Wellness Center USA Inc. Concludes Relationship With JMJ Financial


SCHAUMBURG, Ill., April 20, 2015 (GLOBE NEWSWIRE) -- Wellness Center USA, Inc. (OTCQB:WCUI), today reports that it has completed its second and final payment to JMJ Financial (JMJ) under the Note Termination Agreement previously announced on March 19, 2015. Accordingly, the Company's relationship with JMJ has ended and JMJ will no longer have any conversion rights into WCUI shares.

Pursuant to the Note Termination Agreement, JMJ had agreed to permit full repayment of the Note in the sum of $200,000 payable in two installments of $100,000 each on March 20, 2015, and on April 24, 2015, respectively.
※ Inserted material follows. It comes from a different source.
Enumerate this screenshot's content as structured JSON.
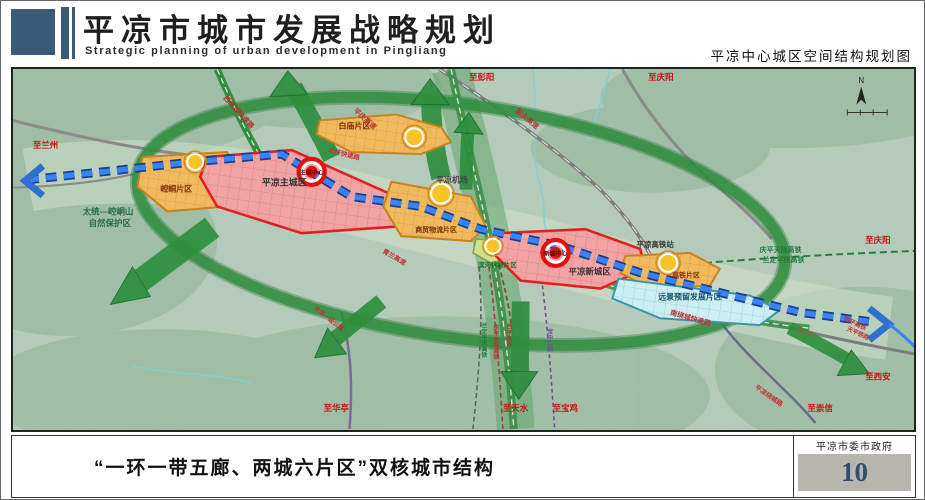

On March 19, 2015 the Company completed the first payment to JMJ in the amount of $100,000 and on April 17, 2015 the Company satisfied the second and final payment in the amount of $100,000, ahead of the April 24, 2015 due date.
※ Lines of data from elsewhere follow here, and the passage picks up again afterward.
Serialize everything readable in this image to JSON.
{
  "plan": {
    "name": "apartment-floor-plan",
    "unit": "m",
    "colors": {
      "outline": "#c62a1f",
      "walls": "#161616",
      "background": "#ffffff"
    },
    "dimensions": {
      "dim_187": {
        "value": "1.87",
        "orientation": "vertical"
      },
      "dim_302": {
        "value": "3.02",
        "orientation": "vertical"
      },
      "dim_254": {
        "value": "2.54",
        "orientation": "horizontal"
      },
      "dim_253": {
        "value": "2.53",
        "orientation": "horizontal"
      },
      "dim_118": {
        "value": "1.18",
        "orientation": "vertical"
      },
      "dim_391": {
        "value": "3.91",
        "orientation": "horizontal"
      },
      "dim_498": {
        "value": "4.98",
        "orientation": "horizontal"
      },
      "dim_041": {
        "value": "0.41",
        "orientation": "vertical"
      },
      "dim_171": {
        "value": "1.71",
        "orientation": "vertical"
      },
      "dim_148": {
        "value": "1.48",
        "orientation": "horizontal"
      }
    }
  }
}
"Now that Note conversions are behind us, we can continue building shareholder value without battling ongoing infusions of deeply discounted shares into our stock trading market," stated Andrew J Kandalepas, CEO and Chairman of WCUI. "With this accomplishment we will immediately eliminate any and all stock dilution related to Note conversions, drastically decrease potential cost of future capital, and will positively impact our financial picture with the removal of the loan obligation as well as restoring share value impairment caused by the derivative treatment of the Note," Kandalepas added.
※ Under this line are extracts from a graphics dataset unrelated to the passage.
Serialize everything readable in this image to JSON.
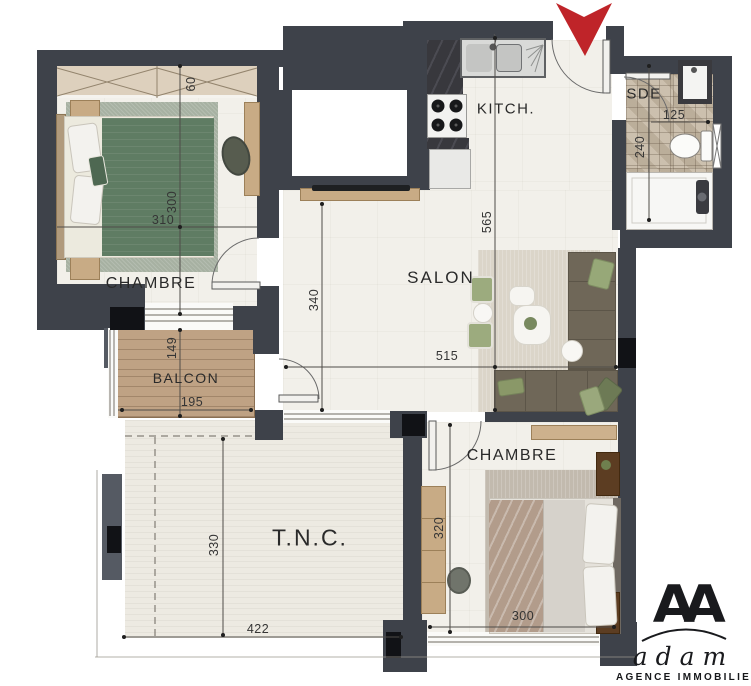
{
  "plan": {
    "rooms": {
      "chambre1": {
        "label": "CHAMBRE"
      },
      "kitchen": {
        "label": "KITCH."
      },
      "sde": {
        "label": "SDE"
      },
      "salon": {
        "label": "SALON"
      },
      "balcon": {
        "label": "BALCON"
      },
      "tnc": {
        "label": "T.N.C."
      },
      "chambre2": {
        "label": "CHAMBRE"
      }
    },
    "dimensions_cm": {
      "chambre1_closet_depth": "60",
      "chambre1_width": "310",
      "chambre1_depth": "300",
      "salon_left_height": "340",
      "kitchen_salon_height": "565",
      "salon_width": "515",
      "balcon_depth": "149",
      "balcon_width": "195",
      "sde_width": "125",
      "sde_depth": "240",
      "tnc_depth": "330",
      "tnc_width": "422",
      "chambre2_depth": "320",
      "chambre2_width": "300"
    },
    "entrance": {
      "direction": "down",
      "arrow_color": "#bf2429"
    },
    "colors": {
      "wall": "#3e424a",
      "accent_block": "#111216",
      "floor": "#f2f0ea",
      "balcony_wood": "#bfa284",
      "bathroom_tile": "#c6b9a5",
      "bed_green": "#5f7c63",
      "sofa": "#6f6758",
      "rug_green": "#a7b1a2",
      "arrow_red": "#bf2429"
    },
    "logo": {
      "monogram": "AA",
      "name": "adam",
      "tagline": "AGENCE IMMOBILIERE"
    }
  }
}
About Wellness Center USA, Inc.

Wellness Center USA, Inc. (www.wellnesscenterusa.com) is a hybrid healthcare company that combines best in class technologies, software, devices, providers, protocols, goods, and services. It was created to address important healthcare and wellness needs via breakthrough solutions, all centered around the "well-being of the body and mind". Wellness Center USA, Inc. is the parent company of three businesses reporting consolidated: Stealth Mark, National Pain Centers, and Psoria-Shield.

Safe Harbor Statement:

Certain statements and projections contained in this presentation that are not statements or financial results of historical fact constitute forward-looking statements within the meaning of the Private Securities Litigation Reform Act of 1995. Such statements and projections include statements regarding any proposed exchange transactions, the anticipated closing date of such transactions and future results following a closing of the transactions. Forward-looking statements can be identified by the fact that they do not relate strictly to historical or current facts. They often include words like "believe," "expect," "anticipate," "pending", "estimate," and "intend" or future or conditional verbs such as "will," "would," "should," "could," or "may." While it is not possible to identify all factors, risks and uncertainties that might relate to, affect or arise from the proposed transactions and plans which might cause actual results to differ materially from expected results, such factors, risks and uncertainties include delays in completing the transactions, difficulties in integrating operations following the transactions, difficulties in manufacturing and delivering products, potential market rejection of products or services, increased competitive pressures, changes in general economic conditions, legislative and regulatory changes that adversely affect the business in which the parties are engaged, changes in the securities markets and other factors, risks and uncertainties disclosed from time to time in documents that the Company files with the SEC.